Historically, in our movies, and in our society, the more a woman suffers, the more respect she tends to get, as if putting up with misery is a sign of strength.
This may not connect directly to a report from Russia (by Neil MacFarquhar in nytimes.com), but here it is — two women were actually acquitted of murdering their husbands. Says the report, “When Yana Gurcheva and Galina Katorova were arrested for stabbing their husbands to death with kitchen knives after suffering years of domestic abuse, the murder cases stirred hardly a ripple in Russia’s national news media. But they exploded into a national conversation this year when appeals courts on opposite ends of the country did the previously unthinkable and acquitted the two women.
“For a country that decriminalised some forms of domestic violence in 2017, the separate court findings that the women had acted in legitimate self-defence when in fear for their lives were considered shocking, if not unprecedented. ‘Here, the woman is always the accused; for some reason the sympathy always lies with the aggressor,’ said Yelena Solovyova, the defence lawyer for Ms Katorova in Nakhodka, near Vladivostok in the country’s far east. ‘This was such an ideological victory for me, because for the first time the court heard that you cannot blame the victim, you cannot transfer all the blame to the woman’.”
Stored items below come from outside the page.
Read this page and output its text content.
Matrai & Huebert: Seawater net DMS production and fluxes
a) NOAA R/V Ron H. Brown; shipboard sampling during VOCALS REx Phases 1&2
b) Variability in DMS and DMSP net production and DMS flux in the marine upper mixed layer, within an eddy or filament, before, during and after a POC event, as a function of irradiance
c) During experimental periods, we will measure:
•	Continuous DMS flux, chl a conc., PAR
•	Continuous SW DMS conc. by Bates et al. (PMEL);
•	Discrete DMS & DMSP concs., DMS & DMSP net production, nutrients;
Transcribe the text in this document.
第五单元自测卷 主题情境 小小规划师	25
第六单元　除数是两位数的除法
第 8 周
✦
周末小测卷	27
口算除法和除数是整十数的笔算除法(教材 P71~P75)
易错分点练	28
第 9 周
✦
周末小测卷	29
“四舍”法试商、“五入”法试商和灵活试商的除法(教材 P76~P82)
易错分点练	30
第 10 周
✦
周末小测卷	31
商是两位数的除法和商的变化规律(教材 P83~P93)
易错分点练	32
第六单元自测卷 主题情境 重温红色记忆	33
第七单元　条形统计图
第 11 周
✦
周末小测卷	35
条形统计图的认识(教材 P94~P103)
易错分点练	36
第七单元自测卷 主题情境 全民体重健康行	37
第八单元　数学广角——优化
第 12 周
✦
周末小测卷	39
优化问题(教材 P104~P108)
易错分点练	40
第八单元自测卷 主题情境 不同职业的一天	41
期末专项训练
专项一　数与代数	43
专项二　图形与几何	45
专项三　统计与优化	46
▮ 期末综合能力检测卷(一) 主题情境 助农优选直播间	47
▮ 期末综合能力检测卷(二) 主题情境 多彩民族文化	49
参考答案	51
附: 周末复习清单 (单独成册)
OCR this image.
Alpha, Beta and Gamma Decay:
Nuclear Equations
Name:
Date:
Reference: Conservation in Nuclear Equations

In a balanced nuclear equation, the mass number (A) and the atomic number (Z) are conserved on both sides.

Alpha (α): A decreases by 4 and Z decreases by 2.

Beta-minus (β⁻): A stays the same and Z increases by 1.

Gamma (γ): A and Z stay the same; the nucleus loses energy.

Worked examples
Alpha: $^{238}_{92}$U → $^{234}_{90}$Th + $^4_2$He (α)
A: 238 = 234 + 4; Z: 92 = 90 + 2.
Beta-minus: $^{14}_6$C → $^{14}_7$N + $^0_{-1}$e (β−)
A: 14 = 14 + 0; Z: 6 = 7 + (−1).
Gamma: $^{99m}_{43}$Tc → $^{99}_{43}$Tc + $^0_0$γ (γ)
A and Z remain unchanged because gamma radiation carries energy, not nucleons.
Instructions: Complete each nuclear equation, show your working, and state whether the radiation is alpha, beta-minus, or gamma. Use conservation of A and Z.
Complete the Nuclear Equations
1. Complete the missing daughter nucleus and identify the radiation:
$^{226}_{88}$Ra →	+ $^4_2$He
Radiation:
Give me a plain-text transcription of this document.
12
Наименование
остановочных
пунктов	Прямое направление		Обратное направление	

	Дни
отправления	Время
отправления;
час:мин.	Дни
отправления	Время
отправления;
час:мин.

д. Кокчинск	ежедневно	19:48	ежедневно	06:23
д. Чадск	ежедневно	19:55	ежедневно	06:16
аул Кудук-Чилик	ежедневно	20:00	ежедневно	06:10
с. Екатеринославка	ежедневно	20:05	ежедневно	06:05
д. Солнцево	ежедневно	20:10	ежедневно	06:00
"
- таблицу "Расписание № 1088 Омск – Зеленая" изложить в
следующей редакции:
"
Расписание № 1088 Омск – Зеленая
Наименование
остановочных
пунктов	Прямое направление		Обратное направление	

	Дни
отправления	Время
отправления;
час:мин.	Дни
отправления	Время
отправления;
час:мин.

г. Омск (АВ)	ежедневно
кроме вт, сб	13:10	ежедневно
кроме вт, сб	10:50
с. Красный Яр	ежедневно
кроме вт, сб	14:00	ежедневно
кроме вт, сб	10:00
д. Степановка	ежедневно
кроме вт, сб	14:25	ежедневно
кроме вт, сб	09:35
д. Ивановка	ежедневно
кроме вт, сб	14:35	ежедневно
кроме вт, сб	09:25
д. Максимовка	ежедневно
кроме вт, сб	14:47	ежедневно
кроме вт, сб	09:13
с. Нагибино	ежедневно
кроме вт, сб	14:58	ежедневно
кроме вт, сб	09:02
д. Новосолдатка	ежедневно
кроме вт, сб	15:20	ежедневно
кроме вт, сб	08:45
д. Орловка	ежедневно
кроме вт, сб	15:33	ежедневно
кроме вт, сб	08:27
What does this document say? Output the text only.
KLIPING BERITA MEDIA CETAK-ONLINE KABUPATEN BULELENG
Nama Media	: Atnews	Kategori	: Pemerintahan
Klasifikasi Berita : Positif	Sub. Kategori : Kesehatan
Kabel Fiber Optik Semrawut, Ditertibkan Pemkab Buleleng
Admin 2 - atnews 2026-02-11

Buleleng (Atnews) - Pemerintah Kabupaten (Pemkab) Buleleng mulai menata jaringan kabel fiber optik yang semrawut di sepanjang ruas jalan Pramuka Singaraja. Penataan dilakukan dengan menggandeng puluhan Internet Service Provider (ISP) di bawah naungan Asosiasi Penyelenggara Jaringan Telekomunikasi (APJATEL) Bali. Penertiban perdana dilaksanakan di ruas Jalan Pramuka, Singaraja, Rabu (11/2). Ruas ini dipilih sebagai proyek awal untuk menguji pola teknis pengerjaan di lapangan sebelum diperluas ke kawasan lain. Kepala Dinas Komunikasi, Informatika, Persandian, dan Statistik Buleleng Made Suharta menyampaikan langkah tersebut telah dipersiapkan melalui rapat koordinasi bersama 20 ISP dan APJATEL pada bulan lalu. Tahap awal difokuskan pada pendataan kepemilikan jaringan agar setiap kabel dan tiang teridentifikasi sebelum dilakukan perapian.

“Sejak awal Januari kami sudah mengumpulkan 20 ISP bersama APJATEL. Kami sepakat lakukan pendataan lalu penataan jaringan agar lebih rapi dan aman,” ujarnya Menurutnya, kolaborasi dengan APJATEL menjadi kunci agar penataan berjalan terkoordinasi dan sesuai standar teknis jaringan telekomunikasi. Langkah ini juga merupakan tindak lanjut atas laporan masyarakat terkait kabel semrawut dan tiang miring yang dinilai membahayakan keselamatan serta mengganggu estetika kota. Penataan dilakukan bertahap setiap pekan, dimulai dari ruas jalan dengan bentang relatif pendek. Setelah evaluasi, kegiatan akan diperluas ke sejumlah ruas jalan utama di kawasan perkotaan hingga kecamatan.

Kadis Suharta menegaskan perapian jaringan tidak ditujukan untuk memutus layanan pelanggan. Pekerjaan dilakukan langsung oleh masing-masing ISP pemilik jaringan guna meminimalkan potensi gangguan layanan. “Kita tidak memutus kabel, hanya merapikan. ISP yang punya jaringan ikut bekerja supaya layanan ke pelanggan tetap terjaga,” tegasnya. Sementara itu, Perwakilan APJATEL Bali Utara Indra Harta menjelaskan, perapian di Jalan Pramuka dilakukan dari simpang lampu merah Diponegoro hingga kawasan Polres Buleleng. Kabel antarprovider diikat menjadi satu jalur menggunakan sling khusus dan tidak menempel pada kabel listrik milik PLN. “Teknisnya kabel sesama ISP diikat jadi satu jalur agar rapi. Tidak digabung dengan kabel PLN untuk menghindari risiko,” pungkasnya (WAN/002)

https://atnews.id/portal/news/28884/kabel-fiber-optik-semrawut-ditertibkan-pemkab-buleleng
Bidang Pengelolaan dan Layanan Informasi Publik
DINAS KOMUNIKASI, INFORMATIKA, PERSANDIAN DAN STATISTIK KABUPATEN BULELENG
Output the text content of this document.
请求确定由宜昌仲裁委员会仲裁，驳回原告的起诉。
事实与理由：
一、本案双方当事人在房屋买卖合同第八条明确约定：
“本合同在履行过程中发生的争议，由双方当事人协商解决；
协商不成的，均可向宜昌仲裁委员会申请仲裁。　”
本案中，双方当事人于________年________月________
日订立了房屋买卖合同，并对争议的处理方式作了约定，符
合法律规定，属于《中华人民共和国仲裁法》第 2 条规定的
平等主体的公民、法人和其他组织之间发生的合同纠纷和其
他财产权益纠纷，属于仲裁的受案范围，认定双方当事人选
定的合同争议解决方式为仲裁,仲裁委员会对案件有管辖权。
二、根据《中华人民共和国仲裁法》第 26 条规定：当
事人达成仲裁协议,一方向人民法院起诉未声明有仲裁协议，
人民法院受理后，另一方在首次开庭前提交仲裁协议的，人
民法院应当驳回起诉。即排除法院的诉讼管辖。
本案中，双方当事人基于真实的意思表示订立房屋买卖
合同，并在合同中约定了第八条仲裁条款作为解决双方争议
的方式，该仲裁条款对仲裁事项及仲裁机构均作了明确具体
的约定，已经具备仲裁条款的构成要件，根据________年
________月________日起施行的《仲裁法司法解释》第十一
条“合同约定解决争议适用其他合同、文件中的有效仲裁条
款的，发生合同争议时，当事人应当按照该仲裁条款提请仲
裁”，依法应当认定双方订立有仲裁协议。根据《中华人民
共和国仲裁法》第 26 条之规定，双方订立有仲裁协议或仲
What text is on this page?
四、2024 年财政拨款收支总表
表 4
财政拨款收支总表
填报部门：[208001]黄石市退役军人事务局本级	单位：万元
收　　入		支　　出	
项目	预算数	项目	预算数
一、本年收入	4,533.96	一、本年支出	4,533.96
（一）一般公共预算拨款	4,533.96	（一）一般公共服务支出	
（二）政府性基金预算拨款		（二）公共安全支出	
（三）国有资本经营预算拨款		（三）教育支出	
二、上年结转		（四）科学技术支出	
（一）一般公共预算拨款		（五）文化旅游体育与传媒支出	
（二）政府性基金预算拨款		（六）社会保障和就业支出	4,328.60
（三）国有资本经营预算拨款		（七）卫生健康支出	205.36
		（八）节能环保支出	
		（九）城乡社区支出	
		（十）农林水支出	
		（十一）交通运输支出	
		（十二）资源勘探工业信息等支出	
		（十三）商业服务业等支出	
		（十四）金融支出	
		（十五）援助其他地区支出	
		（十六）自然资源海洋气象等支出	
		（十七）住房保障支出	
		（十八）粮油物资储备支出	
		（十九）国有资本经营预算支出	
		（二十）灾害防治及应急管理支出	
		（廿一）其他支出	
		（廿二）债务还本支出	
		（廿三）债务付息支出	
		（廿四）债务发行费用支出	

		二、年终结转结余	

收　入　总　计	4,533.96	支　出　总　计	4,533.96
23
It is a positive step in a still male chauvinistic world, where singer Ariana Grande was actually blamed for the death of her ex-boyfriend Mac Miller (who reportedly died of an overdose of drugs), because she had left him when he was down. As if it was her duty to stick out a bad relationship. Ariana spoke for millions of women when she tweeted to a troll, “How absurd that you minimise female self-respect and self-worth by saying someone should stay in a toxic relationship because he wrote an album about them, which btw isn’t the case… I have cared for him and tried to support his sobriety…but shaming/blaming women for a man’s inability to keep his shit together is a very major problem. Let’s please stop doing that.”
Deepa Gahlot is a Mumbai based columnist, critic and author.